Nel maggio 2001 in Italia si tengono le elezioni politiche. Dopo il primo esecutivo del 1994, Silvio Berlusconi è di nuovo al governo e rimarrà in carica per altri quattro anni. Il suo schieramento politico ha espresso da tempo, con parole e con fatti, la ferma intenzione di bloccare in ogni maniera qualsiasi tipo di opposizione sociale. Durante la riunione dei capi di governo dei maggiori paesi industrializzati che si svolge a luglio a Genova, movimenti antagonisti e associazioni di varia estrazione danno vita a numerose manifestazioni di dissenso, che si risolvono in alcuni casi in gravi tumulti di piazza.

Durante gli scontri di venerdì 20 luglio viene assassinato dai carabinieri Carlo Giuliani, un manifestante genovese di ventitré anni. Nei due giorni che seguono si scatena una vera e propria caccia all’uomo che porta a pestaggi indiscriminati, abusi detentivi, torture e ogni altro genere di nefandezza. Amnesty International parlerà di «una violazione dei diritti umani di proporzioni mai viste in Europa nella storia recente», mentre il Parlamento europeo deplorerà «le sospensioni di diritti fondamentali come la libertà di espressione, la libertà di circolazione, il diritto alla difesa e all’integrità fisica». Trecentosessanta persone tra arrestati e fermati, più di seicento feriti, almeno venti colpi di pistola esplosi, un morto. Un movimento che si ricompatta a fatica intorno alle macerie di quella che per molto tempo è destinata a essere l’ultima mobilitazione sociale di massa in Italia. «Quelle del G8 furono giornate molto intense, ci hanno reso quello che siamo oggi. È stata un’esperienza, tanto in positivo come in negativo, molto formativa», dichiarerà anni dopo Zerocalcare, rievocando quel weekend di paura in cui il potere ha mostrato tutta la bestialità di cui può essere capace. 

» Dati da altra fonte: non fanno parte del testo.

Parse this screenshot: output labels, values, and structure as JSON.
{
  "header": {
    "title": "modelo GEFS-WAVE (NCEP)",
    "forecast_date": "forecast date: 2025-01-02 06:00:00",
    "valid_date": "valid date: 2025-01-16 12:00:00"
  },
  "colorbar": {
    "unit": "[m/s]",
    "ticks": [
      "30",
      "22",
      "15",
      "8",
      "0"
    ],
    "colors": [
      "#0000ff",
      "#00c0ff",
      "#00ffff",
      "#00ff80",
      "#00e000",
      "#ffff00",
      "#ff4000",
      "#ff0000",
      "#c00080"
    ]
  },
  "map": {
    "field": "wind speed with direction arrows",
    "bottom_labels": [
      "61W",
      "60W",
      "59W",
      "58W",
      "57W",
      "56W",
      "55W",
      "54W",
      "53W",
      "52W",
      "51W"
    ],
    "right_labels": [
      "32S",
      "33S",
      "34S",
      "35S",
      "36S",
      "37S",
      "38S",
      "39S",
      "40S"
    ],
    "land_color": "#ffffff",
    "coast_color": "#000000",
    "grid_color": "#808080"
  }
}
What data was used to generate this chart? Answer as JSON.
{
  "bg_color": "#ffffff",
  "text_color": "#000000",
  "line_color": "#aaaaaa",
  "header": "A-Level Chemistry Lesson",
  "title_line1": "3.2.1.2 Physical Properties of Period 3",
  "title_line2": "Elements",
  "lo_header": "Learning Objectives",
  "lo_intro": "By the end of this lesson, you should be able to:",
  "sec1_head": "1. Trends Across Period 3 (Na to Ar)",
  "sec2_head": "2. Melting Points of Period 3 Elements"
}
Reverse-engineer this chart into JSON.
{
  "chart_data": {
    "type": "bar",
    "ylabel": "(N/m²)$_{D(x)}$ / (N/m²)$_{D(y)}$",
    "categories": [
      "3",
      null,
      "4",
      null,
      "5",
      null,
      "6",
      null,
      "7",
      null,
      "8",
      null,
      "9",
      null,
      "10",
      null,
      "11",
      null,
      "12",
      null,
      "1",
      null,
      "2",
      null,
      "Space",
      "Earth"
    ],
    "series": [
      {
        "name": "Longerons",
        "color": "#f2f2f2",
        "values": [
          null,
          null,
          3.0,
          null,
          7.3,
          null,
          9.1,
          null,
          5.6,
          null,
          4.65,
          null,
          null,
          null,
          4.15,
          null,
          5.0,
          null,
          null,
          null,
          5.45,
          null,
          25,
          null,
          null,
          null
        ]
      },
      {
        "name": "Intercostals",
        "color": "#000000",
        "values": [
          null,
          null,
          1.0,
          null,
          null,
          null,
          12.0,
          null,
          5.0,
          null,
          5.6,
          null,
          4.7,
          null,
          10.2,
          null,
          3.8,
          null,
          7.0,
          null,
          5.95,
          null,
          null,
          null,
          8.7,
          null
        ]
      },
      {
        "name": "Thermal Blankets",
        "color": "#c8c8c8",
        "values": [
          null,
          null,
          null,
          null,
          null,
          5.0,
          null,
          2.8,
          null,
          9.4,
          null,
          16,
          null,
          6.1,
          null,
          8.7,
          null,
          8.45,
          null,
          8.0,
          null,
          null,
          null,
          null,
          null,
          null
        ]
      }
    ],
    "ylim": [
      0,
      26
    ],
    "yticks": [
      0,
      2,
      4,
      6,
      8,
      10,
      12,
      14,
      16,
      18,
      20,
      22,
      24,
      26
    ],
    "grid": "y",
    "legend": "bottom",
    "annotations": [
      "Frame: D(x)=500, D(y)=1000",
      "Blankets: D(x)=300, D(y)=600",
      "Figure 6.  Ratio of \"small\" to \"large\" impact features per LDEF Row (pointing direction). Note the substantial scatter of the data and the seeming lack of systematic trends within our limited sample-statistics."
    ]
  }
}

Non passano neanche due mesi e arrivano gli attentati al Pentagono e alle Torri gemelle. Il fortissimo impatto e lo sdegno internazionale spazzano via il dibattito mediatico sui fatti di Genova e legittimano il ricorso a un’architettura repressiva che diventa spietata e invincibile. «Genova. Lo spartiacque della mia vita. Avevo diciotto anni. Il mio primo esperimento di fumetto vero e proprio è stato il racconto di quell’esperienza. Non in diretta, ma un anno dopo, quando hanno arrestato venticinque persone per devastazione e saccheggio. Dopo tutto quello che avevamo subito, vedevo che non era ancora finita. Da lì è venuto l’impulso di scrivere La nostra storia alla sbarra, un fumetto pensato per pagare le spese processuali dei ragazzi arrestati». Sono sei tavole che completerà l’anno dopo e che metterà a disposizione di Indymedia e Supporto legale. Verranno assemblate in un unico poster, venduto per raccogliere i fondi necessari per le spese processuali di chi è a giudizio. Come si legge nella vignetta finale, «La memoria è un ingranaggio collettivo».